A further circumstance which baffled Eckhardt was the cause of the implacable hatred, which the moving spirit of the trio seemed to bear the pontifical delegate. But the sagacious intellect of the man into whose hands fate had so opportunely placed a lever for preventing a crime, whose consequences it was difficult to even surmise, suggested these dangers and their remedies almost simultaneously. Thus he patiently awaited the separation of the colleagues on their several enterprises, regarding the monk with renewed interest in this new and appalling light.
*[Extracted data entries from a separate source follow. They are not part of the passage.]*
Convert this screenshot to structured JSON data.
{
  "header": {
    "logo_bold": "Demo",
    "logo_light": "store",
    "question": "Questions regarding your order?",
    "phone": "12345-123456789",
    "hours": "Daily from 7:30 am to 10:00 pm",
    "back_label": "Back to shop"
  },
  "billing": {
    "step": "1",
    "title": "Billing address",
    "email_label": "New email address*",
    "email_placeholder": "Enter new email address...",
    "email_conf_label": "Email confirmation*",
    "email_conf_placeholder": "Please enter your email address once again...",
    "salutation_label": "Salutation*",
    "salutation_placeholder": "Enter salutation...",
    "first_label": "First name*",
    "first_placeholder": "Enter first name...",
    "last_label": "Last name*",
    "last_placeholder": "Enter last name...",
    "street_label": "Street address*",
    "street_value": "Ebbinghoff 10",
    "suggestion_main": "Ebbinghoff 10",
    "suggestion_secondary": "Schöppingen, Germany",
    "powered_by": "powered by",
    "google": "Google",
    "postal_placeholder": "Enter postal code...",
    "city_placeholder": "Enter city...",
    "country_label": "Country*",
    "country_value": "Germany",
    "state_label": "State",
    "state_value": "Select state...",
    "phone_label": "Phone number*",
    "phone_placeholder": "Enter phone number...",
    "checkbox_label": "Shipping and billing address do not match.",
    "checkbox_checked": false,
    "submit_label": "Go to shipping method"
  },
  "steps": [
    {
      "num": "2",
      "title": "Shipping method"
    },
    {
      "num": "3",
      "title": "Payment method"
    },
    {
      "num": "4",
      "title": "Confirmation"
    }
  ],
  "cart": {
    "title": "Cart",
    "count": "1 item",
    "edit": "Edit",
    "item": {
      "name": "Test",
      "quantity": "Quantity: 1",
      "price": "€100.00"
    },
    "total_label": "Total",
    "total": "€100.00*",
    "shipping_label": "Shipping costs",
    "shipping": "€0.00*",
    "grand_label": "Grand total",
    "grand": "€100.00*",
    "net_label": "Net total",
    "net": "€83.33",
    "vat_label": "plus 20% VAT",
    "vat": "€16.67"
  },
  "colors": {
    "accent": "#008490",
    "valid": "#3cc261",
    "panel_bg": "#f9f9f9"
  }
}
His tall and commanding form was to be seen from every point. The austerity and gloom of the speaker's countenance only seemed to aid in displaying more brilliantly the irradiations of the mind which illumined it. His harangue seemed imbued with something of supernatural inspiration and dark as had appeared to Eckhardt the motive for the contemplated crime, the probable reason suddenly flashed through his mind. For in the pulpit stood Gerbert of Aurillac, Archbishop of Rheims, Bishop of Ravenna, the teacher of the Emperor, the friend of the Pontiff, he who was so soon as Sylvester II to be crowned with the Triple Tiara of St. Peter.

But there was no time for musing if the double crime was to be prevented. For John of the Catacombs, who had now turned his back on the crowds, had possessed himself of Vitelozzo's cross-bow and was tightening the bow-strings. With equal caution, to avoid betraying his presence, Eckhardt unsheathed his sword. But the jar of the blade against the scabbard, though ever so slight, startled the outlaw's attention. He paused for a moment, listening and glancing furtively about. Then he muttered to himself: "A rat," and resumed his occupation, while Eckhardt slowly stepped from his concealment, taking his station directly behind the kneeling bravo, unseen by the pilgrim and the latter's silent companion.

A brilliant glow, emanating from some mysterious source near the monk and which many afterwards contended as having proceeded directly from his person, suddenly illumined not only the square, the pontifical delegate, and the monk, who held his arms aloft as if imploring a benediction, but likewise the towering form of Eckhardt, leaning on his bare and glittering brand.